I’ve encountered a strange bug. I have a kernel that sometimes seems not to get executed by clEnqueueNDRangeKernel() depending on the value for global_work_size. Stranger still, the value of global_work_size that causes the kernel not to get executed varies from time to time. Even stranger still, making seemingly insignificant changes to the kernel causes the kernel to execute reliably.
// This kernel doesn't execute if global_work_size is
// larger than some (inconsistent) number. The number
// used to be > 2M, then 491904 was too big, then
// 524288 was too big; now starting at 628864 and
// incrementing by 128 (999 times) up through 756736 is
// fine, but starting at 628992 causes all 999 calls to fail.
//
// iMac with Radeon HD 4670, Mac OS X 10.6.6
__kernel void ComputeResults(__global uint4 * results,
const uint count)
{
uint id = get_global_id(0);
if (id == 0)
{
results[0].x = count;
}
uint X[10];
// removing the for() loop and leaving X[0] = 0 fixes it
for (int i = 0; i < 1; ++i)
{
X[0] = 0;
}
// removing this assignment fixes it
// replacing count with a constant fixes it
X[count] = 0;
}
When I say “fail”, I mean that the kernel never seems to execute, tested by checking whether results[0] has been set. (I clear it with a blocking clEnqueueWriteBuffer() before each call and read it with a blocking clEnqueueReadBuffer after each call.)

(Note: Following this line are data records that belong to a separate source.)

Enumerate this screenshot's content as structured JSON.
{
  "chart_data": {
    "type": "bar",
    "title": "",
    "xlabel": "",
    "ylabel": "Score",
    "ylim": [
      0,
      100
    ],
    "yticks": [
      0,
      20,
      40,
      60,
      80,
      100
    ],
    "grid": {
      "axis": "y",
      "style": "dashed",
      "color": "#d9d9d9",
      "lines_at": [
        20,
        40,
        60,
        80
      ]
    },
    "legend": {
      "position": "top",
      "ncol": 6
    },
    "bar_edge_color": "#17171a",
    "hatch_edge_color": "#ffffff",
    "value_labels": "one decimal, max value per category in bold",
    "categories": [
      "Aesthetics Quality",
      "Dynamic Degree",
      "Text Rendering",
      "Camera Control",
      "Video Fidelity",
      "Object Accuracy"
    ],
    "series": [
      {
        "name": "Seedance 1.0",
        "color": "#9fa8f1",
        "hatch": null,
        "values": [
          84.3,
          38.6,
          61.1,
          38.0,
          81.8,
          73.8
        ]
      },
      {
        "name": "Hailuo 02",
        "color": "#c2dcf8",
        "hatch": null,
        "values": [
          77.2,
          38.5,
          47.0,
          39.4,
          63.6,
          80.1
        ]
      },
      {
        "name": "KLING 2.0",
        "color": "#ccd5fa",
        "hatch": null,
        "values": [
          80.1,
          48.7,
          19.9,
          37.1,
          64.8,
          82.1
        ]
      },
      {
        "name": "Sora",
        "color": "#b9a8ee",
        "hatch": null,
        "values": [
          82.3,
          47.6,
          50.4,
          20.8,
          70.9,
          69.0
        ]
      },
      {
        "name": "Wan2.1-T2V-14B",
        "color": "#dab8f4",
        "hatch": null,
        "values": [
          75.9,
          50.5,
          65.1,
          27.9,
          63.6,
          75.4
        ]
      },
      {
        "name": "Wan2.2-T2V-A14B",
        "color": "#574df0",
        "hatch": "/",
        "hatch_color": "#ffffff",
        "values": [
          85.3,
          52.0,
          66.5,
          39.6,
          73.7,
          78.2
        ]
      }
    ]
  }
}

But none of the function calls return any errors, emit any warnings, etc.
For reference, I’m setting work_dim to 1 and local_work_size[0] to 128. I’m always using a multiple of 128 for the global_work_size.
CL_DEVICE_MAX_WORK_GROUP_SIZE returns 1024
CL_KERNEL_WORK_GROUP_SIZE returns 128
CL_DEVICE_MAX_WORK_ITEM_SIZES[0] is 1024
Any idea what’s going on? Is there some other crucial limit that I’m missing? Or is this likely a bug in the driver?